Not long after, the family noticed by the landing, at the top of the staircase, an outline on the wall of more stairs going up to the attic. An attic that no longer existed, had never been lined and an impression of a staircase leading to nowhere.

The family dog refused to walk on the landing, next to this outline of stairs and opposite the bedroom door where the picture had been discovered. He would shake as he walked passed and if his ball ended up in that space he would cry and not move to collect it.

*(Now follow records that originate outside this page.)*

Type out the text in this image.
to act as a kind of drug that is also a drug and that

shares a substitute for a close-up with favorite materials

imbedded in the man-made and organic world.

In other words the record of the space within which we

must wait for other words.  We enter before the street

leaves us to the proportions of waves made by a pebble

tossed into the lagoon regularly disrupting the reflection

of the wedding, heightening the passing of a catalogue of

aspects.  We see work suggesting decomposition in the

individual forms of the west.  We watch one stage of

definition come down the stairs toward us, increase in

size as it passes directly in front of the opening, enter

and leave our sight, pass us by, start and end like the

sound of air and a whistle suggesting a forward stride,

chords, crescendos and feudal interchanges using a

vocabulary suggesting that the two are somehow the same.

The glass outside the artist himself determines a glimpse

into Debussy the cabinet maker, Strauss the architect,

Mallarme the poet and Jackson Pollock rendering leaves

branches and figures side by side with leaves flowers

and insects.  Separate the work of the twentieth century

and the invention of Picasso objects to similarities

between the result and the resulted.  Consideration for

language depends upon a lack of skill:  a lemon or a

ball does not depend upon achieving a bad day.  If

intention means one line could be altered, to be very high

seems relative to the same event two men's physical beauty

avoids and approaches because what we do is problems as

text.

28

Years passed and the woman never mentioned her find to her family. They moved and rented the house out for a year before it sold. At the end of the lease, the tenants were glad to leave complaining of being woken by footsteps on the landing every morning at 2.20am. Thinking it was their children, they would get up to investigate but there was never anyone to be seen.

Was it one of the sisters? What was their story? Did they have a falling out? Was there a betrayal? The possibilities are endless, aren’t they?

After hearing about the footsteps, the owner went back to the house for a final look before the sale went through. The photo was still there, the corner still sticking out, and she was left with the very strong feeling that this was the place the photo belonged and should always stay.

I wonder if it’s still there today?

Article originally appeared in the (sydney)magazine Thursday, February 24 2011 and is republished with permission from the (sydney)magazine

Tuesday, March 1, 2011

When Home is... the (sydney) magazine

Do you know any stories about the people who lived in your house before you did?

I always felt that researching the history of the people who lived in our house would be more interesting than researching my family tree. It's hard not to feel an affinity with people who also chose to make your house their home. You instantly have something in common.